Others included CEOs of private sector businesses such as CDH Insurance, CDH Savings and Loans Limited, KEK Insurance Group, uniSecurities, Frontline Capital Advisors and EPP Books Services.

The call comes at a time when the GIPC has initiated efforts to raise the awareness of the opportunities in the country to a higher level by devising a yet-to-be-unveiled strategic branding of the country to make it more attractive to investors.

Partnerships

Ms Torson-Hart underscored the importance of partnerships among business people from different countries, saying: “The challenge of doing business in Ghana is born of a lack of experience and understanding of the business culture, which has been frustrating for a lot of US investors in particular.”

In spite of the challenge, she told the US chamber members that “good business still gets done everyday in Ghana” and charged them to link up with their Ghanaian counterparts to enable them to strike some positive deals.

She said chamber was in talks with key partners, including the Philadelphia Commerce Department, to organise a business mission to Ghana in the spring of 2018.

“We have facilitated trade with select companies in Ghana and are exploring the possibility of setting up a factory in Philadelphia area for a Ghanaian firm for distribution in the US,” Ms Torson-Hart added.

Making a case for investment in Ghana and Africa, she pointed to some research indicating that most economic growth in the upcoming years could be from the developing world and that global gross capital inflows would reach between US$13 trillion and US$23 trillion by 2030.

Of the amount, the US-Ghana Chamber President said, “Developing countries will receive between 47 and 60 per cent.”

She added that it was also estimated that developing countries’ share of gross global inflows would surpass that of the advanced countries by 2025 because developing countries would become substantially more important as sources and destinations of global capital flows and would move closer to the centre of the world economic stage.
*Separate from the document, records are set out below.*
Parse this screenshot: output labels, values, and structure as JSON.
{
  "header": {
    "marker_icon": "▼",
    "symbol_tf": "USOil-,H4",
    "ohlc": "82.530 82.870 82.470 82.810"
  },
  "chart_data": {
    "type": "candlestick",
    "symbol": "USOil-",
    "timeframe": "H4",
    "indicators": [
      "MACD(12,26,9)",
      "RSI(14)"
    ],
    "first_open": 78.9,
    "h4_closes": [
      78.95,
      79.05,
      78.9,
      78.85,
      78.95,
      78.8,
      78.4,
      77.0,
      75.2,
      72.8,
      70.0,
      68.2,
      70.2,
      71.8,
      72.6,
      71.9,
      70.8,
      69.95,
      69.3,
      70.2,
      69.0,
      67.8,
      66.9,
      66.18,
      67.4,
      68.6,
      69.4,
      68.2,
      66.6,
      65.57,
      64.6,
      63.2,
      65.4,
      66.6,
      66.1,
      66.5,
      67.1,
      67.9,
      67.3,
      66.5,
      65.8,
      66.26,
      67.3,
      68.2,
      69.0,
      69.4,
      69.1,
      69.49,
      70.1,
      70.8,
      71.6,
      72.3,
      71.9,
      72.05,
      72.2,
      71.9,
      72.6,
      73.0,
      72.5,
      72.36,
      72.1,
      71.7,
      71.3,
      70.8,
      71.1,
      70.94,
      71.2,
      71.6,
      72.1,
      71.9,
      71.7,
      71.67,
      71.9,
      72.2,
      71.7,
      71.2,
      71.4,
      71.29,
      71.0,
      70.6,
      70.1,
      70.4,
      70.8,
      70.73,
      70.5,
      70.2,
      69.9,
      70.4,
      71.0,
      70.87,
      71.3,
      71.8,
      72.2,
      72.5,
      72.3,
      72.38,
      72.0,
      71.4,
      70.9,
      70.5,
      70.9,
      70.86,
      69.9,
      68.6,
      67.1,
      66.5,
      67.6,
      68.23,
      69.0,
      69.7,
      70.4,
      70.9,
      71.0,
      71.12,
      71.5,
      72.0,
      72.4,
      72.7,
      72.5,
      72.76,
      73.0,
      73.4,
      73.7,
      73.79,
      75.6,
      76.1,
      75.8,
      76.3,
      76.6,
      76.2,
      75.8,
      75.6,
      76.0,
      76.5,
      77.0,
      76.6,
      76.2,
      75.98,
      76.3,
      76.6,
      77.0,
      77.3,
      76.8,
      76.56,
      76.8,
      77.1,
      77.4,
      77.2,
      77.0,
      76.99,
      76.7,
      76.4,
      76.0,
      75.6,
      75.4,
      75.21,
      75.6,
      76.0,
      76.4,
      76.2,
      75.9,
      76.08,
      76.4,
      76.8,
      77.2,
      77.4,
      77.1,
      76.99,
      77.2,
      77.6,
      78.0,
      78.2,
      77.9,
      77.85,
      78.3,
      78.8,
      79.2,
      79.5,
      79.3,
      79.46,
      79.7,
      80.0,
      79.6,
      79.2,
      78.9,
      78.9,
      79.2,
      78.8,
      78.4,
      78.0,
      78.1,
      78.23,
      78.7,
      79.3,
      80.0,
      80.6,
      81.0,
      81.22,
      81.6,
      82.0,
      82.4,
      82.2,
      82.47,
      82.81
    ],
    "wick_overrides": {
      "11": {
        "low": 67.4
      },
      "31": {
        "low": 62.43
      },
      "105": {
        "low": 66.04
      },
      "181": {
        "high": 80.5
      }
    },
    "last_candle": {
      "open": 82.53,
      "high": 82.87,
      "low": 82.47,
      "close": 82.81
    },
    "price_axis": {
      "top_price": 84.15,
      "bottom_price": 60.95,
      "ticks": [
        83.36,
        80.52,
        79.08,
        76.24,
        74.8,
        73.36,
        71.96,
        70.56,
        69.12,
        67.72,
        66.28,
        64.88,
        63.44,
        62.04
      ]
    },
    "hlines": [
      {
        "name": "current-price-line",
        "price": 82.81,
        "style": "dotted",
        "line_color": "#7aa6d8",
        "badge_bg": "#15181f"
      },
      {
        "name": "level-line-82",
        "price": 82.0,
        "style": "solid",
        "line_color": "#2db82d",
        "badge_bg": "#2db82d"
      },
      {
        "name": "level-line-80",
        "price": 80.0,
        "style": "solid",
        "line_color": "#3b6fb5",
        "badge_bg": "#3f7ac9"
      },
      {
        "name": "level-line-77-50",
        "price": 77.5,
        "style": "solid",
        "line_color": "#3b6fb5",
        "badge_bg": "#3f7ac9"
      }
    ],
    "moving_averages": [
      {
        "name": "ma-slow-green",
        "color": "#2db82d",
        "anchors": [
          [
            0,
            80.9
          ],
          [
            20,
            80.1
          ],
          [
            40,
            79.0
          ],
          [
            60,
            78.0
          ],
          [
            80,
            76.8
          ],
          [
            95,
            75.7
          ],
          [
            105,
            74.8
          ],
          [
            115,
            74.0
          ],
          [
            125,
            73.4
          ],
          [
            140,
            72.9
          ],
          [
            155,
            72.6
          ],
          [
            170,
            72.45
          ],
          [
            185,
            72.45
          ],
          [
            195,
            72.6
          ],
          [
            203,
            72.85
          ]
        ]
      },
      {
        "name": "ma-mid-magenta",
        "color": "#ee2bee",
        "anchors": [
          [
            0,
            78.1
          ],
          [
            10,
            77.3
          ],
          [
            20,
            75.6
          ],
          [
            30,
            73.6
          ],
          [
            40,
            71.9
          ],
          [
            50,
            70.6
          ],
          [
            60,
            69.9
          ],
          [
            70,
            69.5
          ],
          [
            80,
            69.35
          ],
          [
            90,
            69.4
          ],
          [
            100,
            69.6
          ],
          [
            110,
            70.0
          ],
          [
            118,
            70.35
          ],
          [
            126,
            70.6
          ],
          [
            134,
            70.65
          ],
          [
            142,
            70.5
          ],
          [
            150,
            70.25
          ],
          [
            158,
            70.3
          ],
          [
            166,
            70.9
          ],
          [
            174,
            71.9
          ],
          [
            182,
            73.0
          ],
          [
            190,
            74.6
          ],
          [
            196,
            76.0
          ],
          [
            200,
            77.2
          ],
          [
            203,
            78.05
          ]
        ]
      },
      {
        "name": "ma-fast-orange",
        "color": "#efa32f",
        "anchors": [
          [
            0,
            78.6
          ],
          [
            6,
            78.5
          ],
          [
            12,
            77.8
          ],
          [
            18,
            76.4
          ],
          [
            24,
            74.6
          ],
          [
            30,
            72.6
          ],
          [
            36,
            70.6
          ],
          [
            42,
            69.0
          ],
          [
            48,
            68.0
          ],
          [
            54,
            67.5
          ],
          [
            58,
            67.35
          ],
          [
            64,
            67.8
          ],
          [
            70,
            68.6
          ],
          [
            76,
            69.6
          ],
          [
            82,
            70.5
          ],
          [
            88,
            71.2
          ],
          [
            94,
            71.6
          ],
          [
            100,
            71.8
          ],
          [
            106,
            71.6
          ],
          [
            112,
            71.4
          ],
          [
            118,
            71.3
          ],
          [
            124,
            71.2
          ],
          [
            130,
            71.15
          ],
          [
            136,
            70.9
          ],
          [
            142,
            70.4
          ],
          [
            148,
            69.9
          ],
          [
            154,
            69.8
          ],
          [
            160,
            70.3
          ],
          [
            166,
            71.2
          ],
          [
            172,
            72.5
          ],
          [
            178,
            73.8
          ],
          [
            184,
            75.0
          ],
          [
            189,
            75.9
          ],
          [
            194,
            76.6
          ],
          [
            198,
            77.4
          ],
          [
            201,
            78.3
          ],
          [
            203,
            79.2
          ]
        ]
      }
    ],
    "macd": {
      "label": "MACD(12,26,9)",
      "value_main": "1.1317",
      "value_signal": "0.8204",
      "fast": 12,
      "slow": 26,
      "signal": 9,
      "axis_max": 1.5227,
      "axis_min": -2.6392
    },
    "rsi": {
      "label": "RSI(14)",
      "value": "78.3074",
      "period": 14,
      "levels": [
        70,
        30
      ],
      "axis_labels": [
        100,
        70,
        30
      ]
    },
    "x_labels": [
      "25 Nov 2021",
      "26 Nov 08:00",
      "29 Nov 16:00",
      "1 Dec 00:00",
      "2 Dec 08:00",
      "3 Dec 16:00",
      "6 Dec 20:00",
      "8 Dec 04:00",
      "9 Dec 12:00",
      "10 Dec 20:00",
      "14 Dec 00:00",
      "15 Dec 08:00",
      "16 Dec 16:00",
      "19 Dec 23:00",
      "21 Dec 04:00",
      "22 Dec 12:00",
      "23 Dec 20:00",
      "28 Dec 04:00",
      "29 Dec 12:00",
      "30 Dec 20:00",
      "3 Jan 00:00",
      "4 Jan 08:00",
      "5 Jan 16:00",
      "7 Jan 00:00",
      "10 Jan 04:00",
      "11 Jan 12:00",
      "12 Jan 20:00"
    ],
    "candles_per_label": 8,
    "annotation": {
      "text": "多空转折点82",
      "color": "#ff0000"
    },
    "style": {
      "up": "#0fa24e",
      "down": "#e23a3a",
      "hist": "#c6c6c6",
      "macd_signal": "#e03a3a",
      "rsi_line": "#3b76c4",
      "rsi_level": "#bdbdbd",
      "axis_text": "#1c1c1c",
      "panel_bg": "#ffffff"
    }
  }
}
“Ghana is well positioned to be one of the biggest recipients of these investment/capital inflows. Ghana is strategically located as the entry point and hub for most businesses that want to expand into the West Africa sub-region,” she said.

Challenges

Ms Torson-Hart recalled the State Department’s July 2016 report which for most part lauded Ghana as being investor friendly but also noted that “implementation and enforcement of the laws, policies and actions needed to attract FDIs continue to lag”.

She pointed to the burdensome bureaucracy, weak productivity, costly and difficult financial services, underdeveloped infrastructure, ambiguous property laws, frequent power and electricity cuts and unskilled labour force as some of the other challenges hindering FDI inflows to the levels deserving of Ghana.

Ms Torson-Hart expressed the hope that the government would take the challenges seriously and devise immediate means to address them if FDI inflows were to increase.

Ease of doing business

Responding to issues raised, Mr Grant said the wave of change to have all the challenges fixed for the better were on course in Ghana.

He said the government was not pleased with the position of Ghana on the Ease of Doing Business index and noted that, “There are many initiatives being undertaken to make it better.”

He mentioned the bureaucracies in business registration, land and tax reforms among others as some of the challenges being addressed to better the country’s position.

“There is hope for better results in due course to help attract more FDIs than we have now and I want you to watch that space,” he said optimistically.